Built at the Grumman Aircraft factory in Bethpage, New York during WWII with construction number B-102, the AAM’s Grumman Goose was part of an order for the US Navy for JRF-5 transports, and B-102 was accepted into the USN on November 29th, 1944 as Bureau Number 84807. The aircraft would remain in service until 1956, when it was withdrawn from the Navy on February 3rd, having been converted to the standards of a JRF-6 variant in 1953. That same day as its withdrawal from the Navy, the aircraft was handed over to the US Fish and Wildlife Service (USFWS) of the US Department of the Interior in Phoenix, Arizona, where it was to be flown to Anchorage, then part of the Territory of Alaska (Alaska would not become the 49th state until 1959, just before Hawaii became the 50th state that same year). Flying the aircraft on its long journey to Alaska would be Tom Wardleigh, then a pilot for the USFWS’ Anchorage Aviation Division. Over the course of ten days, he flew the aircraft from Phoenix, with stops in California (San Francisco), Oregon, (Eugene, Portland), Washington (Bremerton), and Alaska (Port Hardy, Ketchikan, Juneau, and Anchorage).

The Goose is positioned on the slipway near the museum. [Photo by Alaska Aviation Museum via Facebook]

 

While in service with the USFWS, the Goose was registered with the FAA (and its precursor, the Civil Aeronautics Administration) as N789. For decades, N789 flew all over Alaska for the USFWS, bringing officers into the backcountry to enforce federal wildlife laws, monitor populations of fish and game, and work to protect endangered species. The aircraft would not be free from incidents, however, as on September 5th, 1960, the aircraft was delivering fuel to a research camp at Karluk Lake on Kodiak Island, and was damaged in a cabin explosion. Temporary repairs were made onsite to fly the aircraft back to Anchorage, some 300 miles to the north, where more permanent repairs were carried out.

By the mid to late 1990s, though, many older piston-engine aircraft were being phased out in favor of turboprop-equipped aircraft for bush flying. N789 would become the subject of a senatorial effort to preserve the aircraft with leverage from Alaskan senator Ted Stevens, and the Goose’s title was transferred to the Alaska Aviation Museum in Anchorage from the USFWS on October 24, 1996. (A similar campaign also brought another Goose in Alaskan service with the Department of the Interior, G-21A N644R — originally JRF-5 BuNo 87736— with N644R becoming part of the Historic Aircraft Restoration Project at Floyd Bennett Field in Brooklyn, NY). While N789 was not actively flown much after arriving at the museum, the aircraft, replete in 1950s-era FWS colors, and well-maintained and hangared alongside other aircraft in its collection.
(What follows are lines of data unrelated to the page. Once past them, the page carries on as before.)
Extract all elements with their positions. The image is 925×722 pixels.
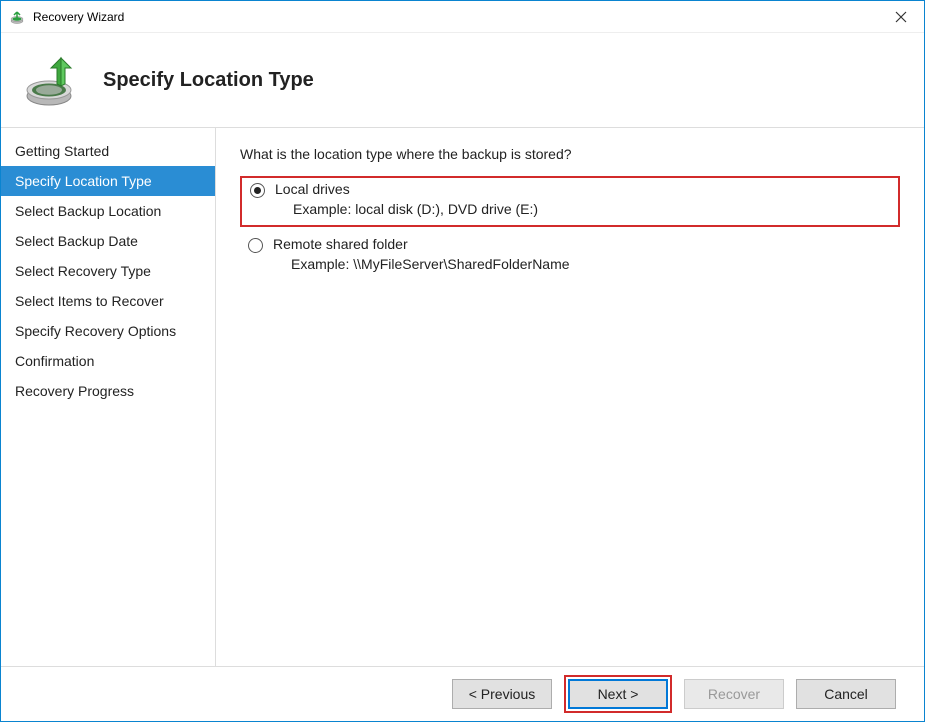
recovery-wizard-window: Recovery Wizard Specify Location Type Ge… <box>0 0 925 722</box>
app-icon <box>9 9 25 25</box>
radio-local-drives[interactable] <box>250 183 265 198</box>
sidebar-item-select-items-to-recover[interactable]: Select Items to Recover <box>1 286 215 316</box>
page-title: Specify Location Type <box>103 69 314 92</box>
sidebar-item-select-backup-location[interactable]: Select Backup Location <box>1 196 215 226</box>
option-remote-shared-folder[interactable]: Remote shared folder Example: \\MyFileSe… <box>240 233 900 280</box>
option-label-local-drives: Local drives <box>275 180 894 197</box>
recover-button: Recover <box>684 679 784 709</box>
radio-remote-shared-folder[interactable] <box>248 238 263 253</box>
next-button-highlight: Next > <box>564 675 672 713</box>
next-button[interactable]: Next > <box>568 679 668 709</box>
close-button[interactable] <box>878 2 924 32</box>
wizard-header: Specify Location Type <box>1 33 924 127</box>
cancel-button[interactable]: Cancel <box>796 679 896 709</box>
sidebar-item-specify-location-type[interactable]: Specify Location Type <box>1 166 215 196</box>
option-example-remote-shared-folder: Example: \\MyFileServer\SharedFolderName <box>273 252 896 274</box>
wizard-sidebar: Getting Started Specify Location Type Se… <box>1 128 216 666</box>
sidebar-item-select-recovery-type[interactable]: Select Recovery Type <box>1 256 215 286</box>
option-example-local-drives: Example: local disk (D:), DVD drive (E:) <box>275 197 894 219</box>
window-title: Recovery Wizard <box>33 10 878 24</box>
sidebar-item-select-backup-date[interactable]: Select Backup Date <box>1 226 215 256</box>
option-local-drives[interactable]: Local drives Example: local disk (D:), D… <box>240 176 900 227</box>
wizard-icon <box>21 50 81 110</box>
titlebar: Recovery Wizard <box>1 1 924 33</box>
sidebar-item-confirmation[interactable]: Confirmation <box>1 346 215 376</box>
sidebar-item-specify-recovery-options[interactable]: Specify Recovery Options <box>1 316 215 346</box>
wizard-body: Getting Started Specify Location Type Se… <box>1 127 924 667</box>
wizard-main: What is the location type where the back… <box>216 128 924 666</box>
prompt-text: What is the location type where the back… <box>240 146 900 162</box>
previous-button[interactable]: < Previous <box>452 679 552 709</box>
sidebar-item-recovery-progress[interactable]: Recovery Progress <box>1 376 215 406</box>
sidebar-item-getting-started[interactable]: Getting Started <box>1 136 215 166</box>
option-label-remote-shared-folder: Remote shared folder <box>273 235 896 252</box>
wizard-footer: < Previous Next > Recover Cancel <box>1 667 924 721</box>
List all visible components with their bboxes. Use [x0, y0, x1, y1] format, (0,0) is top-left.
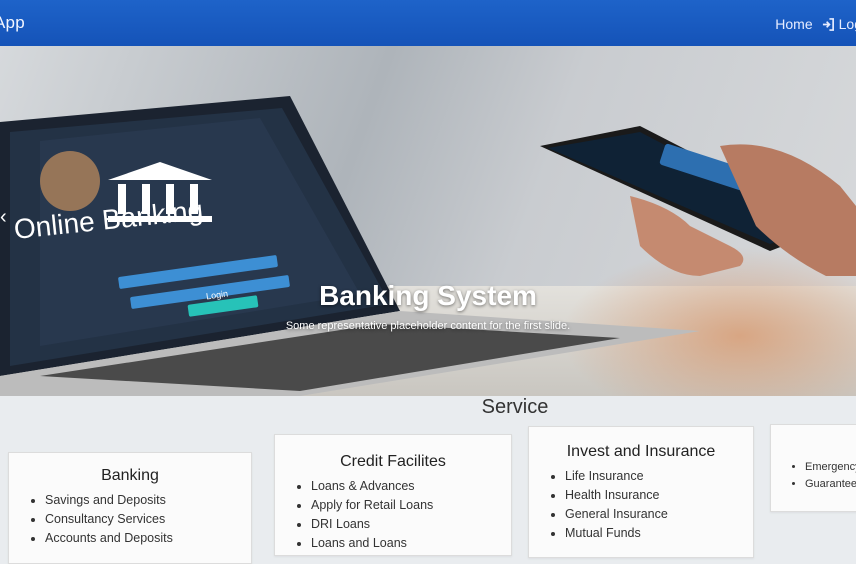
slide-caption-text: Some representative placeholder content … — [285, 320, 571, 332]
card-list: Loans & Advances Apply for Retail Loans … — [275, 479, 511, 550]
card-title — [771, 429, 856, 439]
list-item[interactable]: Guarantee — [805, 478, 856, 490]
login-label: Log — [838, 16, 856, 32]
list-item[interactable]: Consultancy Services — [45, 512, 251, 526]
card-title: Credit Facilites — [340, 453, 446, 470]
list-item[interactable]: Health Insurance — [565, 488, 753, 502]
service-card-credit: Credit Facilites Loans & Advances Apply … — [274, 434, 512, 556]
service-card-banking: Banking Savings and Deposits Consultancy… — [8, 452, 252, 564]
list-item[interactable]: Emergency — [805, 461, 856, 473]
list-item[interactable]: Savings and Deposits — [45, 493, 251, 507]
card-list: Emergency Guarantee — [771, 461, 856, 490]
brand-logo[interactable]: App — [0, 13, 25, 33]
nav-home-link[interactable]: Home — [775, 16, 812, 32]
service-card-invest: Invest and Insurance Life Insurance Heal… — [528, 426, 754, 558]
nav-login-link[interactable]: Log — [822, 16, 856, 32]
service-card-other: Emergency Guarantee — [770, 424, 856, 512]
list-item[interactable]: Loans and Loans — [311, 536, 511, 550]
slide-caption-title: Banking System — [319, 280, 537, 311]
hero-carousel: . Online Banking Login ‹ Banking System … — [0, 46, 856, 396]
list-item[interactable]: Loans & Advances — [311, 479, 511, 493]
top-navbar: App Home Log — [0, 0, 856, 46]
card-title: Invest and Insurance — [566, 443, 716, 460]
login-icon — [822, 17, 835, 31]
nav-links: Home Log — [775, 16, 856, 32]
list-item[interactable]: Apply for Retail Loans — [311, 498, 511, 512]
list-item[interactable]: Accounts and Deposits — [45, 531, 251, 545]
card-title: Banking — [101, 467, 159, 484]
list-item[interactable]: General Insurance — [565, 507, 753, 521]
card-list: Savings and Deposits Consultancy Service… — [9, 493, 251, 545]
list-item[interactable]: Life Insurance — [565, 469, 753, 483]
list-item[interactable]: Mutual Funds — [565, 526, 753, 540]
card-list: Life Insurance Health Insurance General … — [529, 469, 753, 540]
services-title: Service — [481, 396, 549, 418]
carousel-prev-control[interactable]: ‹ — [0, 206, 7, 229]
list-item[interactable]: DRI Loans — [311, 517, 511, 531]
A happy crew after the first flight. From left are AAM board president Danny Seybert, mechanic Mike Fritcher, pilot Burke Meese, AAM executive director Phyllis Kilgore and mechanic Brian Leist. [Photo by Alaska Aviation Museum via Facebook]
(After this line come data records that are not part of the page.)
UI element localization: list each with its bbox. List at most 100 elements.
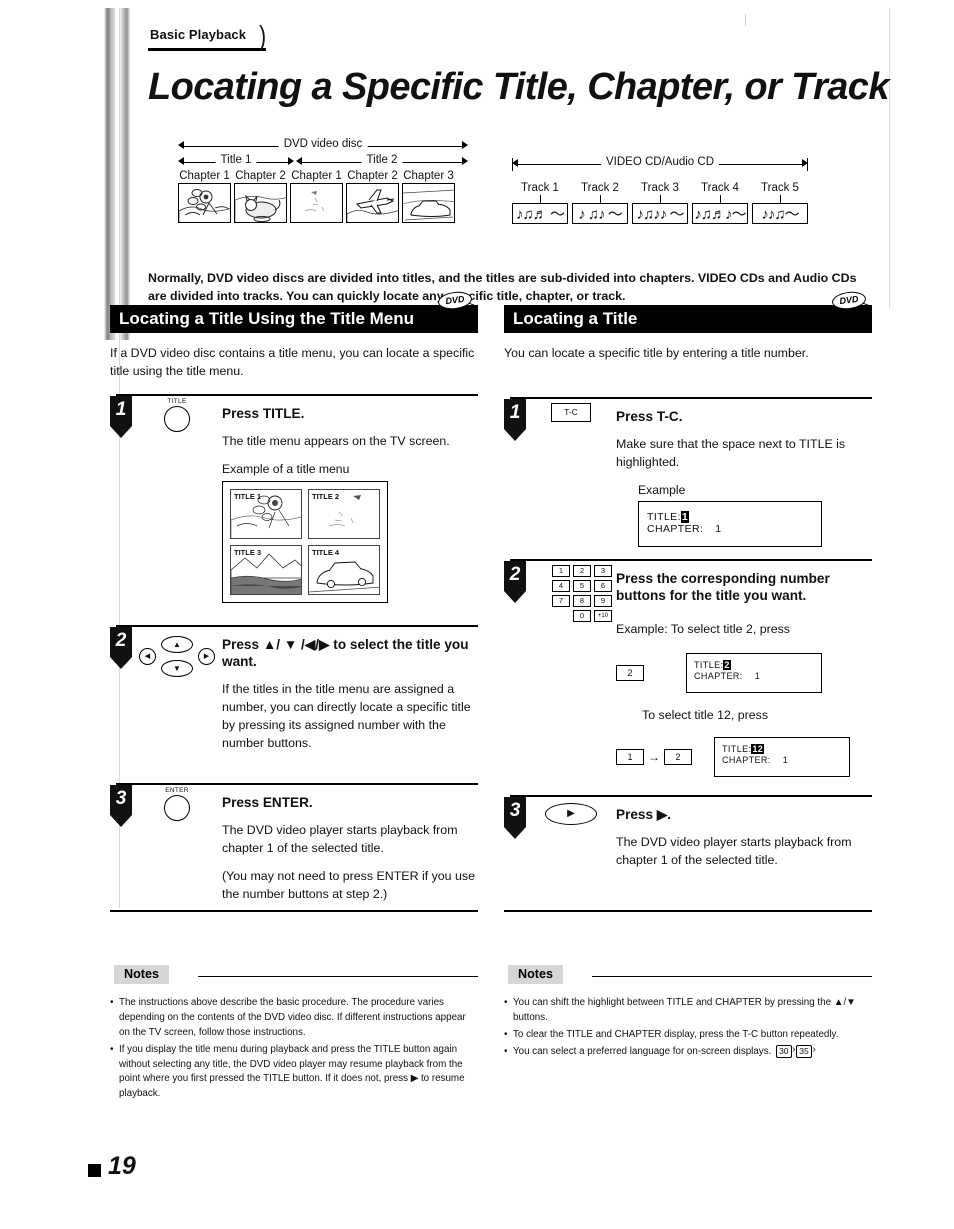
step-text: The title menu appears on the TV screen. [222, 433, 450, 448]
enter-button-label: ENTER [165, 786, 189, 794]
step-number: 2 [504, 560, 526, 591]
left-button-icon[interactable]: ◀ [139, 647, 156, 665]
left-notes-divider [110, 910, 478, 913]
round-button-shape [164, 405, 190, 432]
track-notes-glyph: ♪♪♫〜 [752, 203, 808, 224]
osd-chapter-line: CHAPTER: 1 [694, 671, 814, 682]
title-menu-cell: TITLE 4 [308, 544, 380, 595]
example1-caption: Example: To select title 2, press [616, 621, 791, 636]
manual-page: Basic Playback ) Locating a Specific Tit… [0, 0, 954, 1229]
osd-title-value: 12 [751, 743, 765, 754]
key-8[interactable]: 8 [573, 594, 591, 607]
key-plus-ten[interactable]: +10 [594, 609, 612, 622]
play-button-icon[interactable]: ▶ [532, 802, 610, 825]
note-item-with-refs: You can select a preferred language for … [504, 1044, 872, 1060]
right-notes-divider [504, 910, 872, 913]
osd-chapter-value: 1 [715, 523, 722, 535]
track-notes-glyph: ♪♫♬ 〜 [512, 203, 568, 224]
step-number-marker: 1 [110, 395, 132, 438]
chapter-cell-label: Chapter 3 [403, 170, 454, 182]
step-body: Press TITLE. The title menu appears on t… [222, 405, 478, 603]
chapter-cell: Chapter 3 [402, 170, 455, 223]
step-heading: Press TITLE. [222, 405, 305, 421]
cd-span-label: VIDEO CD/Audio CD [600, 156, 720, 168]
right-button-icon[interactable]: ▶ [198, 647, 215, 665]
dvd-span: DVD video disc [178, 138, 468, 154]
scan-gutter-artifact [104, 8, 130, 340]
dvd-title2-span: Title 2 [296, 154, 468, 170]
dvd-chapter-cells: Chapter 1 Chapter 2 Chapter 1 Chapter 2 … [178, 170, 468, 223]
osd-chapter-label: CHAPTER: [694, 670, 743, 681]
key-7[interactable]: 7 [552, 594, 570, 607]
page-ref-35[interactable]: 35 [796, 1044, 816, 1058]
osd-title-label: TITLE: [694, 659, 724, 670]
dvd-title1-label: Title 1 [215, 154, 257, 166]
chapter-cell: Chapter 2 [234, 170, 287, 223]
osd-display-example: TITLE:1 CHAPTER: 1 [638, 500, 822, 547]
step-body: Press ▶. The DVD video player starts pla… [616, 806, 872, 870]
key-9[interactable]: 9 [594, 594, 612, 607]
tc-button-icon[interactable]: T-C [532, 402, 610, 422]
osd-chapter-value: 1 [754, 670, 761, 681]
osd-title-label: TITLE: [647, 510, 681, 523]
notes-label: Notes [114, 965, 169, 984]
title-menu-cell-label: TITLE 3 [234, 547, 262, 557]
key-3[interactable]: 3 [594, 564, 612, 577]
example1-key: 2 [616, 664, 644, 681]
key-1[interactable]: 1 [552, 564, 570, 577]
step-text-secondary: (You may not need to press ENTER if you … [222, 868, 475, 901]
track-cell: Track 4 ♪♫♬♪〜 [692, 182, 748, 224]
kicker-paren-decoration: ) [259, 20, 267, 51]
key-0[interactable]: 0 [573, 609, 591, 622]
title-menu-example-graphic: TITLE 1 TITLE 2 TITLE 3 TITLE 4 [222, 480, 388, 603]
key-6[interactable]: 6 [594, 579, 612, 592]
osd-title-line: TITLE:1 [647, 510, 813, 523]
right-notes-block: Notes You can shift the highlight betwee… [504, 965, 872, 1062]
cd-diagram: VIDEO CD/Audio CD Track 1 ♪♫♬ 〜 Track 2 … [512, 156, 808, 224]
title-button-icon[interactable]: TITLE [138, 398, 216, 432]
enter-button-icon[interactable]: ENTER [138, 787, 216, 821]
track-cell: Track 2 ♪ ♫♪ 〜 [572, 182, 628, 224]
step-heading: Press the corresponding number buttons f… [616, 570, 830, 604]
page-ref-30[interactable]: 30 [776, 1044, 796, 1058]
example2-caption: To select title 12, press [642, 707, 769, 722]
note-item: To clear the TITLE and CHAPTER display, … [504, 1027, 872, 1043]
osd-chapter-label: CHAPTER: [722, 754, 771, 765]
chapter-thumbnail-cat [234, 183, 287, 223]
step-heading: Press ENTER. [222, 794, 313, 810]
section-header-label: Locating a Title Using the Title Menu [119, 309, 415, 328]
down-button-icon[interactable]: ▼ [161, 659, 193, 677]
notes-list: The instructions above describe the basi… [110, 995, 478, 1102]
chapter-cell-label: Chapter 1 [291, 170, 342, 182]
step-body: Press ▲/ ▼ /◀/▶ to select the title you … [222, 636, 478, 753]
key-2[interactable]: 2 [573, 564, 591, 577]
title-menu-cell-label: TITLE 1 [234, 491, 262, 501]
key-5[interactable]: 5 [573, 579, 591, 592]
dvd-title1-span: Title 1 [178, 154, 294, 170]
number-keypad[interactable]: 1 2 3 4 5 6 7 8 9 0 +10 [526, 564, 612, 622]
cd-track-cells: Track 1 ♪♫♬ 〜 Track 2 ♪ ♫♪ 〜 Track 3 ♪♫♪… [512, 182, 808, 224]
notes-header: Notes [504, 965, 872, 987]
step-number: 1 [504, 398, 526, 429]
osd-title-label: TITLE: [722, 743, 752, 754]
osd-title-line: TITLE:12 [722, 743, 842, 755]
chapter-thumbnail-flower [178, 183, 231, 223]
right-step-2: 2 1 2 3 4 5 6 7 8 9 0 +10 Press the corr… [504, 558, 872, 777]
title-menu-cell: TITLE 2 [308, 488, 380, 539]
scan-gutter-highlight [110, 8, 115, 340]
up-button-icon[interactable]: ▲ [161, 635, 193, 653]
title-menu-cell-label: TITLE 4 [312, 547, 340, 557]
key-4[interactable]: 4 [552, 579, 570, 592]
dvd-title2-label: Title 2 [361, 154, 403, 166]
chapter-cell: Chapter 1 [178, 170, 231, 223]
track-notes-glyph: ♪♫♪♪ 〜 [632, 203, 688, 224]
osd-chapter-label: CHAPTER: [647, 523, 704, 535]
example2-key-2: 2 [664, 748, 692, 765]
step-heading: Press ▶. [616, 806, 672, 822]
right-step-3: 3 ▶ Press ▶. The DVD video player starts… [504, 794, 872, 870]
chapter-cell-label: Chapter 1 [179, 170, 230, 182]
direction-pad-icon[interactable]: ▲ ▼ ◀ ▶ [138, 635, 216, 679]
left-step-2: 2 ▲ ▼ ◀ ▶ Press ▲/ ▼ /◀/▶ to select the … [110, 624, 478, 753]
number-keypad-icon[interactable]: 1 2 3 4 5 6 7 8 9 0 +10 [526, 564, 612, 625]
step-text: The DVD video player starts playback fro… [616, 834, 852, 867]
N789 became the focus of the restoration department during the winter of 2023-2024, and a great deal of assistance to the project was lended by former USFWS pilots and mechanics who operated this and other Gooses’ in Alaska over the years. Finally, on May 29th, the pristine aircraft took to the waters of Lake Hood, and after a few high-speed passes to check the output from the two Pratt & Whitney R-985 radial engines, N789 took the air for half an hour above Anchorage before setting back down on the lake and taxiing up the museum’s seaplane ramp.

With the Goose having spread its wings once more, it is hoped to be ready for the museum’s annual Fly-By Festival on July 14th, 2024 where other local seaplanes of all descriptions are anticipated to appear.